Le petit jaunais

Un voyage à Nantes et l’occasion d’une rencontre avec Jean-François Assié , alias "Le petit jaunais”, atelier de lithographie qui a pour particularité de travailler avec une presse litho inventée par Nancy Sulmont, fondatrice du lieu.

L’origine ?

Nancy, diplômée des Beaux-arts de Nantes en lithographie, s’investit très tôt après ses études dans la conception d’une presse qu’elle souhaite légère et mobile. Elle la nomme la “presse à poing”, outil entièrement démécanisé dont la pression s’exerce à l’aide d’une “esquiche” * (et non plus d’un râteau) et surtout du corps de celui qui imprime. Pour rendre la technique pleinement transportable, Nancy teste aussi d’autres types de pierres que celles utilisées en litho (qui sont particulièrement lourdes). Elle sélectionne le marbre de Carrare.

Sortir des murs de l’atelier...

Même si Le petit jaunais accueille en résidence des artistes à venir créer une édition, l’avantage de la presse transportable permet de mener des projets en dehors de l’atelier: chez les artistes mêmes ou bien encore dans les écoles pour initier les enfants à l’objet-livre par la réalisation d’une édition.
Nancy et Jean-François relèvent ainsi des défis étonnants: réaliser un livre avec la participation de tous les enfants en seulement un ou deux jours. Défis qui nécessitent un travail préparatoire passant par une collaboration avec les enseignants : étude du contexte pour le travail de conception du fond et de la forme, création de jeux en lithographie.
Voir les enfants travailler, c’est assister à “un petit théâtre” de la vie sociale : à plusieurs autour de la pierre, de la presse, chaque enfant a son rôle (dessiner, encrer, déposer et enlever le papier ou encore “eskicher”).

Limite?

La limite est souvent questionnée par la pratique de ce métier. D’abord parce qu’il faut régulièrement se demander le sens d'une telle pratique aujourd'hui :
“La lithographie est une activité obsolète au sens des critères de l'économie de production contemporaine, donc elle ne peut s'inscrire que dans la conviction acharnée de ceux qui la pratiquent, que dans une démarche de recherche, de valorisation de ses qualités spécifiques. Qualité plastique, rapports au temps, aux relations d'action.
En cela aujourd'hui elle apparaît comme une lutte d'une expression de résistance
à l'accélération continue des échanges et des opérations, une application raisonnée de principes relationnels supportables et respectueux des acteurs.
Le thème n'est pas nouveau, voir "Les temps modernes" de Charlie Chaplin.
Et la réflexion d'Hartmut Rosa Accélération. Une critique sociale du temps,
(http://www.lemonde.fr/societe/article_interactif/2010/08/29/le-monde-magazine-au-secours-tout-va-trop-vite_1403234_3224.html ) “
Aussi, dans sa pratique de la litho, Le petit jaunais joue avec les limites du support du dessin, en imprimant par exemple des pierres ramassées dans la nature.

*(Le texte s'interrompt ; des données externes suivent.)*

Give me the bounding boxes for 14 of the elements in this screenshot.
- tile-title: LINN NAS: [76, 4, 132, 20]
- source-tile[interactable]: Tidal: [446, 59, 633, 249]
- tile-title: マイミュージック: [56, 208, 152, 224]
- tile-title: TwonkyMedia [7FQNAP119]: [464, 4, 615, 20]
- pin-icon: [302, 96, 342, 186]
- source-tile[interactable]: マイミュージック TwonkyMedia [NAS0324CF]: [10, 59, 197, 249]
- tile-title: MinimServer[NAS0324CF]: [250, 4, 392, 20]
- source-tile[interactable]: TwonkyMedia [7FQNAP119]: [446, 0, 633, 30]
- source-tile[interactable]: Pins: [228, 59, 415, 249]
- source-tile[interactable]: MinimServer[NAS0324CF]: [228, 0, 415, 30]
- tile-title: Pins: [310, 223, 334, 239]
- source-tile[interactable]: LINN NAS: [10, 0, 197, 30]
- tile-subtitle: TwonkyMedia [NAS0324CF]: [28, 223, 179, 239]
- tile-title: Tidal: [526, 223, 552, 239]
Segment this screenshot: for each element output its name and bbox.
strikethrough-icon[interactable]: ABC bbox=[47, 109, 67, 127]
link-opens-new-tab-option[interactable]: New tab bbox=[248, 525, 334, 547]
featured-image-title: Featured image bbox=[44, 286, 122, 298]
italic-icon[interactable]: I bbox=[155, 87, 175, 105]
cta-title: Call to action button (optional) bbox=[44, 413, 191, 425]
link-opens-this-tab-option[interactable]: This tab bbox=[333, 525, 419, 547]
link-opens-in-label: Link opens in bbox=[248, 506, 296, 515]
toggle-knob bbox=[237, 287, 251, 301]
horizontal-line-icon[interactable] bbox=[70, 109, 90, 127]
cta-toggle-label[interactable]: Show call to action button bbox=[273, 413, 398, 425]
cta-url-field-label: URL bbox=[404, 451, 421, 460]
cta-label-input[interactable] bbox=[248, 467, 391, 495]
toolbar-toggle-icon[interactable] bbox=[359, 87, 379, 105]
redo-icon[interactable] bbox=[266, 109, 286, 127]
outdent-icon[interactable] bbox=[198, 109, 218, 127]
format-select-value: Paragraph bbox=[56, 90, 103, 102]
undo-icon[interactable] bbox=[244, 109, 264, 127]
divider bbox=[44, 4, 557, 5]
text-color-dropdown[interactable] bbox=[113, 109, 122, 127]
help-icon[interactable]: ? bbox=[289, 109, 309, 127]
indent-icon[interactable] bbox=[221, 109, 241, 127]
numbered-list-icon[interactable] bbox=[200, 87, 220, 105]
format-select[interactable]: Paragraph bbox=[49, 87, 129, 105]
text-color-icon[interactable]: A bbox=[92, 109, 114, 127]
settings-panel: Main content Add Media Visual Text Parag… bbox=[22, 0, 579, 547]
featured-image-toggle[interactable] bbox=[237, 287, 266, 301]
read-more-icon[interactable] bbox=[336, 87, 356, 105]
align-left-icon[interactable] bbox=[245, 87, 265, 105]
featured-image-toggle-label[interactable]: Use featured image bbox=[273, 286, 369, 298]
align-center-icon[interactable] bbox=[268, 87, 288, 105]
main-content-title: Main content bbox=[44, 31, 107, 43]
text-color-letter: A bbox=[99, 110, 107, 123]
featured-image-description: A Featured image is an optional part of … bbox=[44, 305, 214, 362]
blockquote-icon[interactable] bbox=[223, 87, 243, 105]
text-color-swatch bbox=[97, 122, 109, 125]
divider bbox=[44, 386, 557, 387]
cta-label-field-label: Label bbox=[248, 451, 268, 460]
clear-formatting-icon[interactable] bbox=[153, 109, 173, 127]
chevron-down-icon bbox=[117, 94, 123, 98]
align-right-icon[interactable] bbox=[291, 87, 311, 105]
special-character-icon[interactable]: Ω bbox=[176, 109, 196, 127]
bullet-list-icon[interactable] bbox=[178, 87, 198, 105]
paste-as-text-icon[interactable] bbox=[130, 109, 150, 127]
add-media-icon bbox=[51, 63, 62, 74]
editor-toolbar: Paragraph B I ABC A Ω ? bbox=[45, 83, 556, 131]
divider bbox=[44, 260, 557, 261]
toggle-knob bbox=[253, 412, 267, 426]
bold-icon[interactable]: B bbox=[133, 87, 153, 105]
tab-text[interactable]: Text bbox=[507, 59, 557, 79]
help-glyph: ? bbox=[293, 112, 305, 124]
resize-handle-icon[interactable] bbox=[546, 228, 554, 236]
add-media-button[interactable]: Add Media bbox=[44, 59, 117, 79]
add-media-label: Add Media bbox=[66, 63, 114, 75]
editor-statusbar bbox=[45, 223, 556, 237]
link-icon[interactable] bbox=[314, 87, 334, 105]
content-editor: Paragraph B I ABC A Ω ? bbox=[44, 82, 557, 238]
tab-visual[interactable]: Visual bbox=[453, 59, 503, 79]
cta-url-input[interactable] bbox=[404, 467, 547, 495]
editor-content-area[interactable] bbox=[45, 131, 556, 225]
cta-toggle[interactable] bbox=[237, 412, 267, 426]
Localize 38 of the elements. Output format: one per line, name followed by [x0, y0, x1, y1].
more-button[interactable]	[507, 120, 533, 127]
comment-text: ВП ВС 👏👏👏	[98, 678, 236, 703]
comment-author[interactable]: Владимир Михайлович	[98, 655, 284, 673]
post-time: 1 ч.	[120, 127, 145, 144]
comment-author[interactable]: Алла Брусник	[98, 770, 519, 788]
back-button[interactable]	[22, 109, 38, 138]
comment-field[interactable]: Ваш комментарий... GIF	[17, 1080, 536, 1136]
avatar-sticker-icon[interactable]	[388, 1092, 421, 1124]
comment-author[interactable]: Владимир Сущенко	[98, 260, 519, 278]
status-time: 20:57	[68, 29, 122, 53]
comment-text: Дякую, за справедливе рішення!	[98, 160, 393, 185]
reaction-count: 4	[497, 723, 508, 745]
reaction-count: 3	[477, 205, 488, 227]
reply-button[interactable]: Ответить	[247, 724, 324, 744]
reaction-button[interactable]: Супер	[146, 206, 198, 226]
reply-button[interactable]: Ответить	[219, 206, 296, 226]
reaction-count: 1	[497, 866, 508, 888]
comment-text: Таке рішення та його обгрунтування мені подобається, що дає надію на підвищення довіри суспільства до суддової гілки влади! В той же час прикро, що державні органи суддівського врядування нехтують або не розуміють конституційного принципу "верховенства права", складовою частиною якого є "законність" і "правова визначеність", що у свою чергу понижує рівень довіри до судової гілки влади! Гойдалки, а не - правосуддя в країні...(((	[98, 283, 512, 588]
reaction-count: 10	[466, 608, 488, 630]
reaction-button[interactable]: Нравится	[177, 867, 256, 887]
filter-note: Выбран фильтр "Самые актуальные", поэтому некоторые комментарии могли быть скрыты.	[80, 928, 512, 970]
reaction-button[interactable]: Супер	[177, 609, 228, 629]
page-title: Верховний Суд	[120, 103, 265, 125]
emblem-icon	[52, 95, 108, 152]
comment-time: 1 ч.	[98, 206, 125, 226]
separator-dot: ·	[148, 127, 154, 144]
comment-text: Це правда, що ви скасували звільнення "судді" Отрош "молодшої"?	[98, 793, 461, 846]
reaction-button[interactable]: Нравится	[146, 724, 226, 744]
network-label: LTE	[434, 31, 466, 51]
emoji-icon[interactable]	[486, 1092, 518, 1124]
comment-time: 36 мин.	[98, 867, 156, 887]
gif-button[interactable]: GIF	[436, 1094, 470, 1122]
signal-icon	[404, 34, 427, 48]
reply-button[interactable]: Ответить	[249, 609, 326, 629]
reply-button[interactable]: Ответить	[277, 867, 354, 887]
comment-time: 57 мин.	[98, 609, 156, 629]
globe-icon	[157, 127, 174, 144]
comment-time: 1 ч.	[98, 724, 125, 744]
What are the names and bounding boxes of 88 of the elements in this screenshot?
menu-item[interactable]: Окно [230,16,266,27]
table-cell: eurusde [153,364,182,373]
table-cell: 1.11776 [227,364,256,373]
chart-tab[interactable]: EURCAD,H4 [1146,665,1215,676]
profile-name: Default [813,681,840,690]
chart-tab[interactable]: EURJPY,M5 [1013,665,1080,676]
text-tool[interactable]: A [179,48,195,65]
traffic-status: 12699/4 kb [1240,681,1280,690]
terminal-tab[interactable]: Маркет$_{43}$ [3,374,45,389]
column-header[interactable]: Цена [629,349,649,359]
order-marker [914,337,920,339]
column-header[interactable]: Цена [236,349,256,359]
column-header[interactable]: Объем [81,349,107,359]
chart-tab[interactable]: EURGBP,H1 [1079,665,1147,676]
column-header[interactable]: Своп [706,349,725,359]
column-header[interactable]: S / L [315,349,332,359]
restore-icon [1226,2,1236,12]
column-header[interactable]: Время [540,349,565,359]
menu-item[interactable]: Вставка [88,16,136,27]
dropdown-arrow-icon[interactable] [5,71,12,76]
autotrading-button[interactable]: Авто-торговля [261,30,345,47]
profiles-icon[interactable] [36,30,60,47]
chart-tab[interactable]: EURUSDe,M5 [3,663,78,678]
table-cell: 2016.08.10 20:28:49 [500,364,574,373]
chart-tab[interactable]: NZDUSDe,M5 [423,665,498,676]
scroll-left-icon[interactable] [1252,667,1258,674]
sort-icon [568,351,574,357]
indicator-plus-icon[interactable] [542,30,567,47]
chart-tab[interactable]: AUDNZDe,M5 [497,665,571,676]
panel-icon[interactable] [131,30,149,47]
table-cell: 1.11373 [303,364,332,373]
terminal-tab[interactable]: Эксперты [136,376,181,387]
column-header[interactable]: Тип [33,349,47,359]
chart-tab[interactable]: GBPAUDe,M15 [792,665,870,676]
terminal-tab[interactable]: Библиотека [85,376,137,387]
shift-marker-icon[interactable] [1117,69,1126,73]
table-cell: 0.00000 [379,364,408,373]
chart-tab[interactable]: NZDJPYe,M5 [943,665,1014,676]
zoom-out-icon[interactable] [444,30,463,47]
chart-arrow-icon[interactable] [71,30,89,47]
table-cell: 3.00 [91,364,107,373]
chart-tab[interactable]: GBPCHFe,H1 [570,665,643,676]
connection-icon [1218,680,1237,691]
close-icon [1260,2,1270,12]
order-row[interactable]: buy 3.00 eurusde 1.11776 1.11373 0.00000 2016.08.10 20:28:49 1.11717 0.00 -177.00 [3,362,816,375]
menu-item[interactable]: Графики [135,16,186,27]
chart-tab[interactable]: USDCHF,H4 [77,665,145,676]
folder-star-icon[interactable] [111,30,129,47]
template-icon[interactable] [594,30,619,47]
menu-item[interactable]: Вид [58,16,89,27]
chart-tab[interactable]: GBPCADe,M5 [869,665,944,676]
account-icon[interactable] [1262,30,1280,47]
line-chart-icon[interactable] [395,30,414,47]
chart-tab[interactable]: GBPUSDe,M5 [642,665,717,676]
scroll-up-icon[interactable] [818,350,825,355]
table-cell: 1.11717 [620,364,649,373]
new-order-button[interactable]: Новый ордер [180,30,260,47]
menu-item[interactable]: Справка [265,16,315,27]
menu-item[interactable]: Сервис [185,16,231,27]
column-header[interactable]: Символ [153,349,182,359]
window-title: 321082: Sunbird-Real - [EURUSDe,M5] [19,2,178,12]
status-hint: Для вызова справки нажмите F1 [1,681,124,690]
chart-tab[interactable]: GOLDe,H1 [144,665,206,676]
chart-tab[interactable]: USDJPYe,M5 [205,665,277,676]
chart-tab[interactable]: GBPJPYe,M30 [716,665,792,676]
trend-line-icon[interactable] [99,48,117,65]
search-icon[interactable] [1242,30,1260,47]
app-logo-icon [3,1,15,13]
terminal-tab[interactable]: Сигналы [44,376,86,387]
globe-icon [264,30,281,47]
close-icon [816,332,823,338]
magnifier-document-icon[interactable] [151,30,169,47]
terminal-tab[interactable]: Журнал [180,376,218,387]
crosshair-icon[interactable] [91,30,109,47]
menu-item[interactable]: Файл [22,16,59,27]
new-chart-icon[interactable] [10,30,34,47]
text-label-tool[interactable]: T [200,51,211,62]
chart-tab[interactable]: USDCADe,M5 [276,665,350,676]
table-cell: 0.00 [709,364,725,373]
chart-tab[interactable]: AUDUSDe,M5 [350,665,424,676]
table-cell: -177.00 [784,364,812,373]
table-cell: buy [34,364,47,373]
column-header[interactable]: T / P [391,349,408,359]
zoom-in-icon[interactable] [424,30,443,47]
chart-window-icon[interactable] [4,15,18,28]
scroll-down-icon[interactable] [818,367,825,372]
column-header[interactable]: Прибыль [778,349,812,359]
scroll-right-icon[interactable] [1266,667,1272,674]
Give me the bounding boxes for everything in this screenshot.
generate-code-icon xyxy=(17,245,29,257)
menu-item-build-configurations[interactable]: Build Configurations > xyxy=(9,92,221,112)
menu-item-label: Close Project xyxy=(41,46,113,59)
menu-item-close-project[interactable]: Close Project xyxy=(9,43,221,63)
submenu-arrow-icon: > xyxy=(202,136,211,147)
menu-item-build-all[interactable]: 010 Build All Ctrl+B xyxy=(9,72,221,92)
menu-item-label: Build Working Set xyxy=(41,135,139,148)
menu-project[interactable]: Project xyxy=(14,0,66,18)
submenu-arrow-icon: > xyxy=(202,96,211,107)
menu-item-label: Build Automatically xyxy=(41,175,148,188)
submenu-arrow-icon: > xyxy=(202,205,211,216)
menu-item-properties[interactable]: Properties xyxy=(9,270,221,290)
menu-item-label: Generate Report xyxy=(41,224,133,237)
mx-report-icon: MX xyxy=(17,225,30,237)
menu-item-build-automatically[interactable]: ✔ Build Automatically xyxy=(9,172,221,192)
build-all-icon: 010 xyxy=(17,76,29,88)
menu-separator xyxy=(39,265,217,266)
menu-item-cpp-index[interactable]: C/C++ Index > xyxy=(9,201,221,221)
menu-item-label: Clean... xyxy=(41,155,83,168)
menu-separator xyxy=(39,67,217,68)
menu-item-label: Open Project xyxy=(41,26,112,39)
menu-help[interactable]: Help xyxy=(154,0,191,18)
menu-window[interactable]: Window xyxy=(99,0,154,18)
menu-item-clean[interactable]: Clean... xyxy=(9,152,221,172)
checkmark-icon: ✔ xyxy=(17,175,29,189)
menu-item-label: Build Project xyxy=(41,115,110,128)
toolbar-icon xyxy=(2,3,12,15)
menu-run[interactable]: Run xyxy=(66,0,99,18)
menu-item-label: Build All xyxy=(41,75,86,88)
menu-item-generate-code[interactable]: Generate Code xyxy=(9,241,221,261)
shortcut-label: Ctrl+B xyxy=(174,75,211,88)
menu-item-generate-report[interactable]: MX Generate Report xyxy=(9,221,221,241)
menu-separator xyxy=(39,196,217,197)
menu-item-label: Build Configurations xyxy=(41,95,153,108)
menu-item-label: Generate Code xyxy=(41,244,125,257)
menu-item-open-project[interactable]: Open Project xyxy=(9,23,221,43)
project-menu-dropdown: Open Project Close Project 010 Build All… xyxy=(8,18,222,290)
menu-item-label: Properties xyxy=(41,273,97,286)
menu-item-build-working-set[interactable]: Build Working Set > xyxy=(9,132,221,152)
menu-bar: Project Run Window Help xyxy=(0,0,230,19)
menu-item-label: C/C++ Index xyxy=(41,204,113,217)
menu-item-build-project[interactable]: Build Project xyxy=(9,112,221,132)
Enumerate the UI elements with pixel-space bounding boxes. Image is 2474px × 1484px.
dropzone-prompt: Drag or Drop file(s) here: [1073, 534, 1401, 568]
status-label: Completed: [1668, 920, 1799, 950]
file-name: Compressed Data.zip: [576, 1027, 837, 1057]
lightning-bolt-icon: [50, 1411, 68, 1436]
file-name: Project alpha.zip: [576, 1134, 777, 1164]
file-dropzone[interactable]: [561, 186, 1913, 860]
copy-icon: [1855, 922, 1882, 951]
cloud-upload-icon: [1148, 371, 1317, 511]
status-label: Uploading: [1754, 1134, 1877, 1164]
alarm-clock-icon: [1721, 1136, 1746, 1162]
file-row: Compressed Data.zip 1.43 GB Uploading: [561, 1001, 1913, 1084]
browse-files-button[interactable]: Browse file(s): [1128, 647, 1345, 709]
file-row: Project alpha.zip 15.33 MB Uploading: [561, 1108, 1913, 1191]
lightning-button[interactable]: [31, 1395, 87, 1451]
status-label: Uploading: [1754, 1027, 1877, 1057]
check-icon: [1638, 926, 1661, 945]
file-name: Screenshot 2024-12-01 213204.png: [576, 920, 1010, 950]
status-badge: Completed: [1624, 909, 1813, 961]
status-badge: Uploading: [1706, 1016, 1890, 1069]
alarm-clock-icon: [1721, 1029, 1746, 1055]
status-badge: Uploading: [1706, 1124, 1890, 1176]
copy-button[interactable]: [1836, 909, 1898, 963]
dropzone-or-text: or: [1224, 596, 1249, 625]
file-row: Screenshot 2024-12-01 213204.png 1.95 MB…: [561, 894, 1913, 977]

Jean-François, photographe de formation, aime la phase d’interprétation dans le travail qui pour lui est “une résolution ferme dans l'échange avec l'artiste” au moment de l’impression d’une pierre. Il s’intéresse aussi particulièrement à la notion d’exposition, d’accrochage et s’interroge sur “la pertinence de la présence permanente des œuvres exposées comme dans une transparence totale dans notre environnement”. Il cherche donc à le travailler jusqu’à créer “des dispositifs de contrainte et de participation” du public dans l’espace d’exposition.

Diffusion

Pour diffuser le travail accompli, Le petit jaunais a pu participer à des foires d’Art : le souhait de Nancy et Jean-François étant d’inscrire leurs réalisations dans le champ de l’art contemporain (Art Paris, FIAC) plutôt que dans celui de l’édition d’art (marché de la poésie ou salon du livre) ou de celui d'une pratique de l'estampe (Salon de l'estampe à Paris par ex.). Là aussi les expériences sont faites et à faire.